Well, I said I would conclude but I thought of one more thing I wanted to mention. There is an author Marie Kondo who wrote a book called “The Life-Changing Magic of Tidying Up.” She had a TV show for a while as well. Her idea was to take each type of item in your house, pile them all together, then to decide if this thing sparks joy in their life, and if it doesn’t, donate it, sell it, or throw it away. You start with clothes, then move to books. Once you have done all of these things, you need to take what you have left and organize them in your living space and consider where you put them as that things’ home. Each time you use the can opener, put it in exactly the same place. Doing this will allow you to keep things tidy once and for all. You shouldn’t ever need to pile all of your stuff up again, though you should routinely monitor possessions that don’t spark joy in your life.
Thank you dear readers, for going down today’s long and difficult path. Remember how important environment, community, exercise, abstinence from substances, cleanliness and proper medication are. I suppose one day I should write a book about all this, but for now I am happy to just think that this post will help even one person. To me that would make it all worthwhile.

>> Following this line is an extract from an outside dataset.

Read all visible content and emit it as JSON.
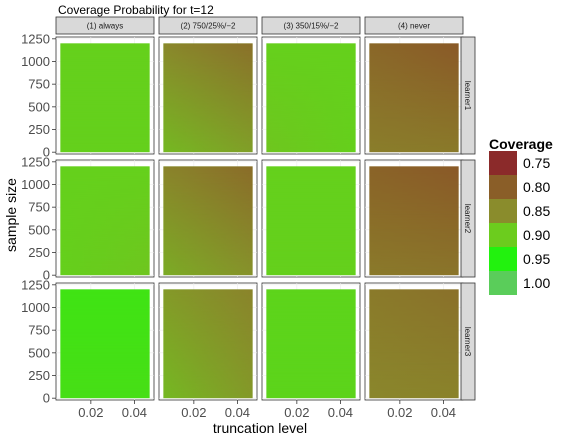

Thank you for so generously sharing everything you have done to tackle your illness and get better. I’ve had two major episodes of psychosis in my life. The first was caused by extremely stressful life events, but the second was caused by a head injury. I follow Mat Poehler, who writes Mat’s Blog on Schizoaffective Disorder, if you haven’t come across it yet. Other blogs you may be interested in include The Manic Messiah, Schizophrenic like Me, Practicing Mental Illness and Navigating Schizophrenia.